La colère, la mauvaise foi, la distorsion du discours, le harcèlement psychologique sont autant de mécanismes pour retarder l’implosion du faux self.

« Le moi du pervers est trop fragile pour supporter la réalité d’un monde complexe. Il préfère maintenir une fiction binaire où il est toujours du bon côté. »
Donald W. Winnicott, in « Le vrai et le faux self »

Le combat est une armure

La volonté d’en découdre, même lorsque le sujet du conflit est secondaire, relève donc d’un attachement à la structure défensive. L’intensité du conflit masque l’inconsistance du moi. Le combat n’a plus besoin de cause : il est une fin en soi, car il permet de maintenir l’illusion de force et de contrôle.

Cette structure peut donner l’illusion d’un ego fort, mais en réalité, il s’agit d’un ego rigide, défensif et creux, incapable de repos, d’introspection, ou de lien authentique.

Correspondance avec l’article sur la « citadelle »

Là où l’ego sain (la citadelle) défend une intériorité vivante, un espace de repos psychique, l’ego pervers défend une position, un rapport de pouvoir, sans contenu intérieur. L’un est gardien d’un moi subjectif, l’autre est stratège d’un moi factice. L’un peut se remettre en question, l’autre ne le peut pas sans s’effondrer.
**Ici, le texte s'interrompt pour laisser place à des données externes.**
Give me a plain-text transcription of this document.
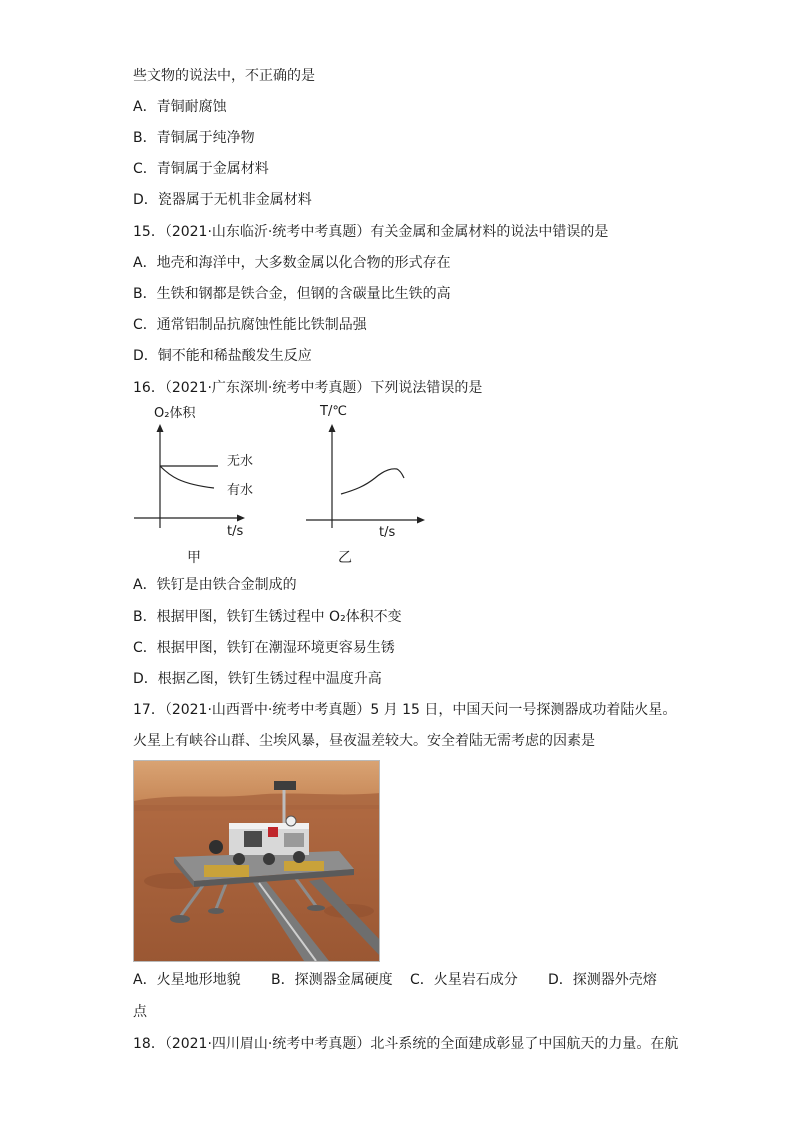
些文物的说法中，不正确的是
A．青铜耐腐蚀
B．青铜属于纯净物
C．青铜属于金属材料
D．瓷器属于无机非金属材料
15．（2021·山东临沂·统考中考真题）有关金属和金属材料的说法中错误的是
A．地壳和海洋中，大多数金属以化合物的形式存在
B．生铁和钢都是铁合金，但钢的含碳量比生铁的高
C．通常铝制品抗腐蚀性能比铁制品强
D．铜不能和稀盐酸发生反应
16．（2021·广东深圳·统考中考真题）下列说法错误的是
O₂体积
t/s
无水
有水
甲
T/℃
t/s
乙
A．铁钉是由铁合金制成的
B．根据甲图，铁钉生锈过程中 O₂体积不变
C．根据甲图，铁钉在潮湿环境更容易生锈
D．根据乙图，铁钉生锈过程中温度升高
17．（2021·山西晋中·统考中考真题）5 月 15 日，中国天问一号探测器成功着陆火星。
火星上有峡谷山群、尘埃风暴，昼夜温差较大。安全着陆无需考虑的因素是
A．火星地形地貌 B．探测器金属硬度 C．火星岩石成分 D．探测器外壳熔
点
18．（2021·四川眉山·统考中考真题）北斗系统的全面建成彰显了中国航天的力量。在航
L'identification du pervers à ses combats

1. Un ego défensif construit pour masquer un moi défaillant

Le pervers narcissique ne dispose pas d’un moi unifié capable de traverser les ambivalences et les insécurités normales de l’existence. À la place, il a construit un ego-forteresse :

  • défensif,

  • opaque à la remise en question,

  • entièrement tourné vers l’extérieur,

  • construit pour maintenir une image.

« L'ego narcissique est un dispositif de défense qui vise à compenser une faille identitaire majeure, en créant une enveloppe dure et inentamable. »
— Paul-Claude Racamier, « Le Génie des Origines »

2. L’image identitaire comme fiction compensatrice

L’image que le pervers a de lui-même est surinvestie : il ne s’y réfère pas comme à une facette sociale, mais comme à la vérité exclusive de son être. Cette image est souvent :

  • Puissante, infaillible, supérieure,

  • Victime incomprise ou héros silencieux,

  • Capable de tout expliquer, tout manipuler.

Cette image n’est pas souple, elle ne tolère ni critique ni doute. Elle fonctionne comme une carapace rigide posée sur un vide.

« L'identité narcissique ne repose pas sur le vécu, mais sur une représentation fantasmée d'un soi idéalisé. »
— Heinz Kohut, « Le soi analysé »

3. L’ego comme garant de cette image

L’ego du pervers agit comme un gardien impitoyable de cette image :

  • Il la défend à tout prix,

  • Il élimine toute menace narcissique (y compris symbolique),

  • Il attaque quiconque met en doute cette image.

D’où les comportements typiques :

  • Projection,

  • Dénégation,

  • Manipulation,

  • Harcèlement,

  • Triangulation.

« Le sujet pervers est pris dans l'obligation de maintenir sa fiction identitaire à tout prix, même au détriment du lien humain. »
— Jean Bergeret, « La personnalité normale et pathologique »

4. Une identité vécue comme position, pas comme intériorité

Contrairement à l’ego sain (voir article La Citadelle), l’identité du pervers n’est pas une intériorité vécue, mais une position sociale à maintenir :

  • Être supérieur,

  • Être irréprochable,

  • Être incontestable.

Il ne se vit pas, il se joue. Son identité est une mise en scène constante, qui a besoin de public, de miroir, de réaction — ce qui explique sa dépendance à l’autre… non pas pour aimer, mais pour se maintenir.

Lien entre l’égo du pervers et l’image de son identité

Le pervers narcissique entretient une relation fusionnelle et défensive avec son image identitaire, qu’il confond souvent avec son ego. Son « moi » n’est pas centré autour d’une intériorité stable, mais autour d’une image construite, rigide, idéalisée… et sans véritable ancrage dans le réel.